Yes, we could do that. Yes, we should do that. And they had some very specific ideas about how we should do that -- ideas that are important when you’re dealing with a “not dead but immortal” language, ideas that have been influencing my work with engaging CI in Classical languages for a decade. “Great stories,” they said, though not in these exact words, “make you think about great questions. Stories and Questions are key.”
As we built great stories and great questions together, and as I learned more about Stories and Questions, I realized there’s a particular rhythm of questions that I follow, whether I’m building a story with language learners, designing a workshop or conference session, or talking with someone who might want to work with me. The questions are important, but so is the order, and this is the order that has worked best for me:
I think of the CI techniques that Justin Slocum Bailey listed last week as a beautiful toolbox filled with beautiful tools, and I’m reminded of a great quote from my friend (and fellow Latin teacher) Jason Talley, who once said
Tools are how we solve problems. What is the problem we’re trying to solve here?

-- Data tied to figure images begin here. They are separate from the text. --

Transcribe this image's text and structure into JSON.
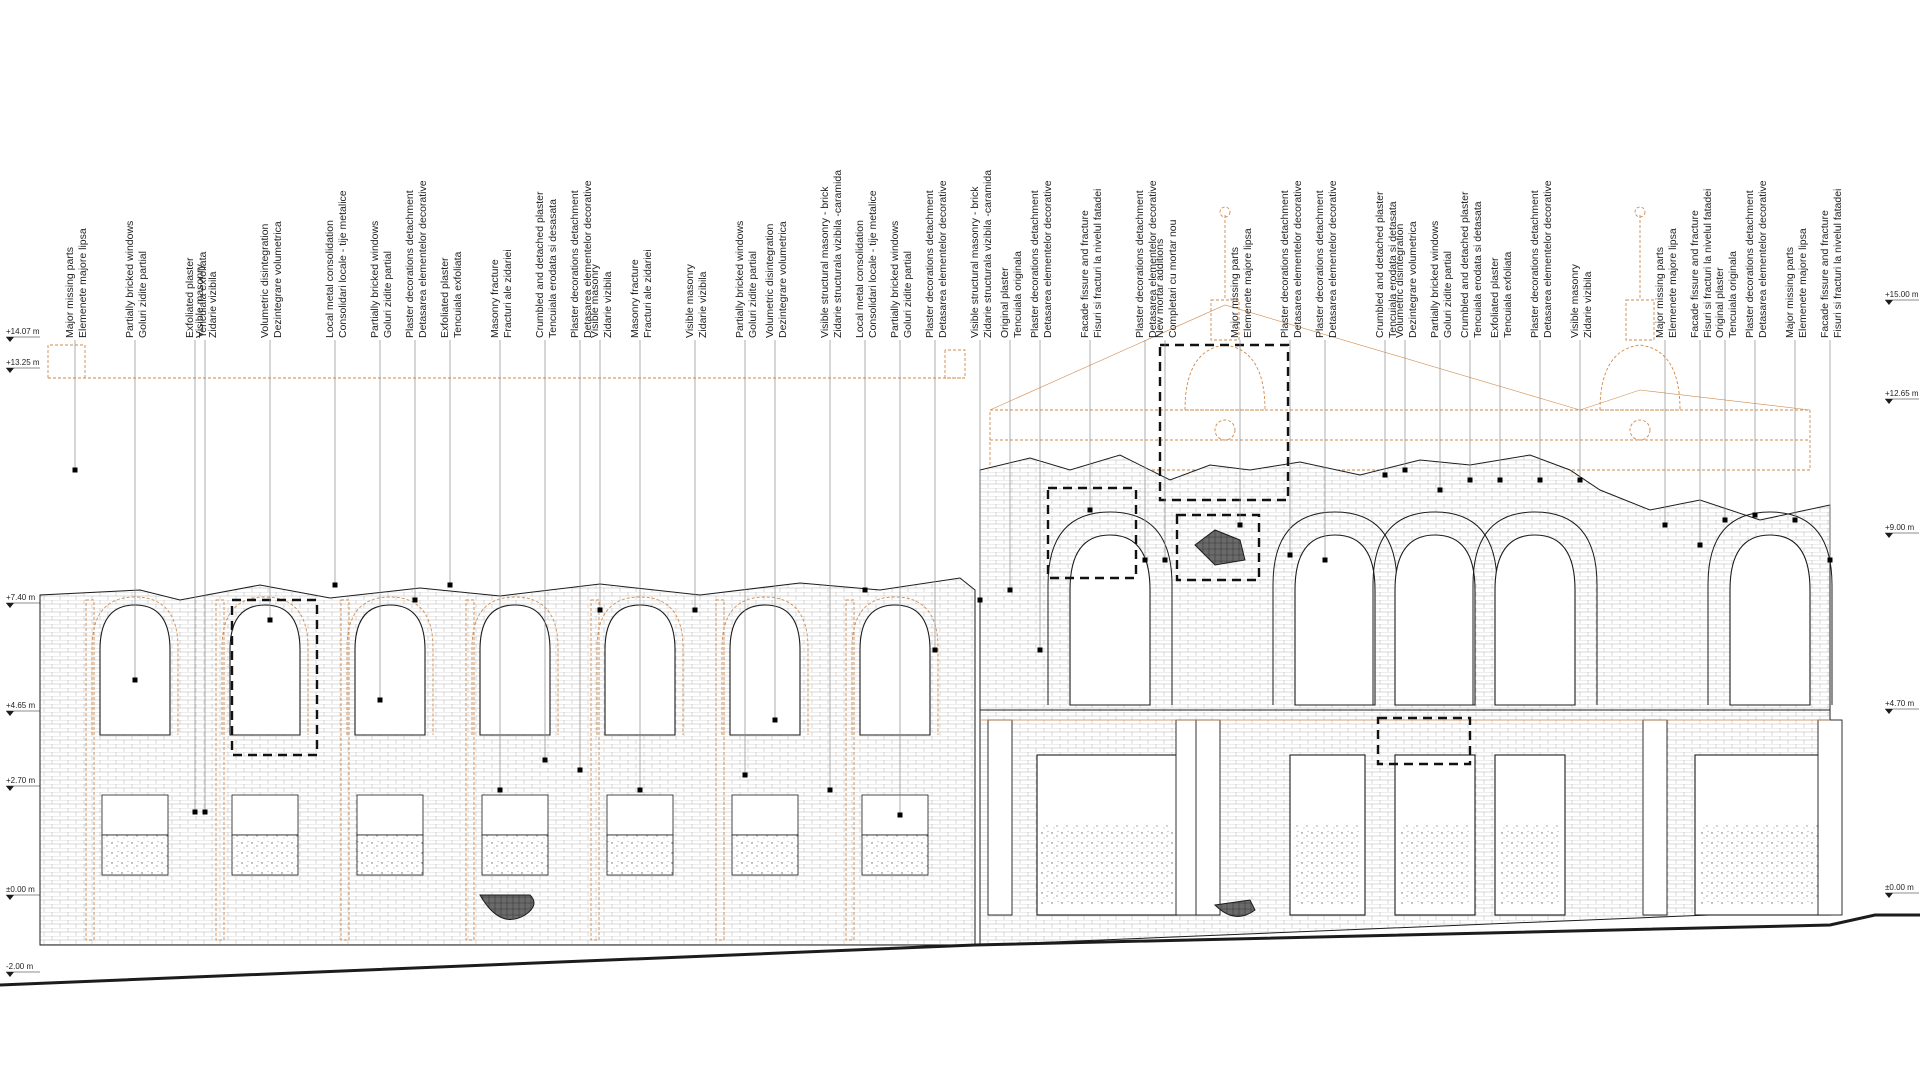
{
  "colors": {
    "ink": "#1c1c1c",
    "reconstruction": "#d08a4c",
    "callout": "#8a8a8a",
    "hatch": "#9a9a9a",
    "background": "#ffffff"
  },
  "levels": [
    "+15.00 m",
    "+14.07 m",
    "+13.25 m",
    "+12.65 m",
    "+9.00 m",
    "+7.40 m",
    "+4.65 m",
    "+4.70 m",
    "+2.70 m",
    "±0.00 m",
    "±0.00 m",
    "-2.00 m"
  ],
  "callouts": [
    {
      "en": "Major missing parts",
      "ro": "Elemenete majore lipsa"
    },
    {
      "en": "Partially bricked windows",
      "ro": "Goluri zidite partial"
    },
    {
      "en": "Exfoliated plaster",
      "ro": "Tencuiala exfoliata"
    },
    {
      "en": "Visible masonry",
      "ro": "Zidarie vizibila"
    },
    {
      "en": "Volumetric disintegration",
      "ro": "Dezintegrare volumetrica"
    },
    {
      "en": "Local metal consolidation",
      "ro": "Consolidari locale - tije metalice"
    },
    {
      "en": "Partially bricked windows",
      "ro": "Goluri zidite partial"
    },
    {
      "en": "Plaster decorations detachment",
      "ro": "Detasarea elementelor decorative"
    },
    {
      "en": "Exfoliated plaster",
      "ro": "Tencuiala exfoliata"
    },
    {
      "en": "Masonry fracture",
      "ro": "Fracturi ale zidariei"
    },
    {
      "en": "Crumbled and detached plaster",
      "ro": "Tencuiala erodata si desasata"
    },
    {
      "en": "Plaster decorations detachment",
      "ro": "Detasarea elementelor decorative"
    },
    {
      "en": "Visible masonry",
      "ro": "Zidarie vizibila"
    },
    {
      "en": "Masonry fracture",
      "ro": "Fracturi ale zidariei"
    },
    {
      "en": "Visible masonry",
      "ro": "Zidarie vizibila"
    },
    {
      "en": "Partially bricked windows",
      "ro": "Goluri zidite partial"
    },
    {
      "en": "Volumetric disintegration",
      "ro": "Dezintegrare volumetrica"
    },
    {
      "en": "Visible structural masonry - brick",
      "ro": "Zidarie structurala vizibila -caramida"
    },
    {
      "en": "Local metal consolidation",
      "ro": "Consolidari locale - tije metalice"
    },
    {
      "en": "Partially bricked windows",
      "ro": "Goluri zidite partial"
    },
    {
      "en": "Plaster decorations detachment",
      "ro": "Detasarea elementelor decorative"
    },
    {
      "en": "Visible structural masonry - brick",
      "ro": "Zidarie structurala vizibila -caramida"
    },
    {
      "en": "Original plaster",
      "ro": "Tencuiala originala"
    },
    {
      "en": "Plaster decorations detachment",
      "ro": "Detasarea elementelor decorative"
    },
    {
      "en": "Facade fissure and fracture",
      "ro": "Fisuri si fracturi la nivelul fatadei"
    },
    {
      "en": "Plaster decorations detachment",
      "ro": "Detasarea elementelor decorative"
    },
    {
      "en": "New mortar additions",
      "ro": "Completari cu mortar nou"
    },
    {
      "en": "Major missing parts",
      "ro": "Elemenete majore lipsa"
    },
    {
      "en": "Plaster decorations detachment",
      "ro": "Detasarea elementelor decorative"
    },
    {
      "en": "Plaster decorations detachment",
      "ro": "Detasarea elementelor decorative"
    },
    {
      "en": "Crumbled and detached plaster",
      "ro": "Tencuiala erodata si detasata"
    },
    {
      "en": "Volumetric disintegration",
      "ro": "Dezintegrare volumetrica"
    },
    {
      "en": "Partially bricked windows",
      "ro": "Goluri zidite partial"
    },
    {
      "en": "Crumbled and detached plaster",
      "ro": "Tencuiala erodata si detasata"
    },
    {
      "en": "Exfoliated plaster",
      "ro": "Tencuiala exfoliata"
    },
    {
      "en": "Plaster decorations detachment",
      "ro": "Detasarea elementelor decorative"
    },
    {
      "en": "Visible masonry",
      "ro": "Zidarie vizibila"
    },
    {
      "en": "Major missing parts",
      "ro": "Elemenete majore lipsa"
    },
    {
      "en": "Facade fissure and fracture",
      "ro": "Fisuri si fracturi la nivelul fatadei"
    },
    {
      "en": "Original plaster",
      "ro": "Tencuiala originala"
    },
    {
      "en": "Plaster decorations detachment",
      "ro": "Detasarea elementelor decorative"
    },
    {
      "en": "Major missing parts",
      "ro": "Elemenete majore lipsa"
    },
    {
      "en": "Facade fissure and fracture",
      "ro": "Fisuri si fracturi la nivelul fatadei"
    }
  ]
}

On that April Friday in 2008, it turned out to be a “Who and Where” problem. My students and I had a shared Why (purpose) and What (desired results): they wanted to learn Latin, understand Roman culture, and be able to read and understand “real things that real Romans really wrote.” But the “Who” and “Where” of That Textbook’s authors were so different from ours that we couldn’t use That Textbook as an effective tool. We had to build characters and stories together instead -- characters and stories that ultimately grew into “this little thing” and took me on a journey I never would have imagined. But your students aren’t mine, and we may or may not share a Why or a What. “One size fits all” doesn’t work for clothes, and it works even less well for language acquisition.
If it seems like you’re “struggling with CI,” or if it seems like your students are “resisting” or “getting stuck,” try working through those questions in the order I listed them. Struggles, disconnections, and stuckness are usually symptoms -- symptoms of a disconnect between your How and at least one of those other questions. Find the disconnect, and a solution will probably be obvious. And if you can’t find a solution alone, don’t worry: there’s a whole Posse out here, ready and waiting to help.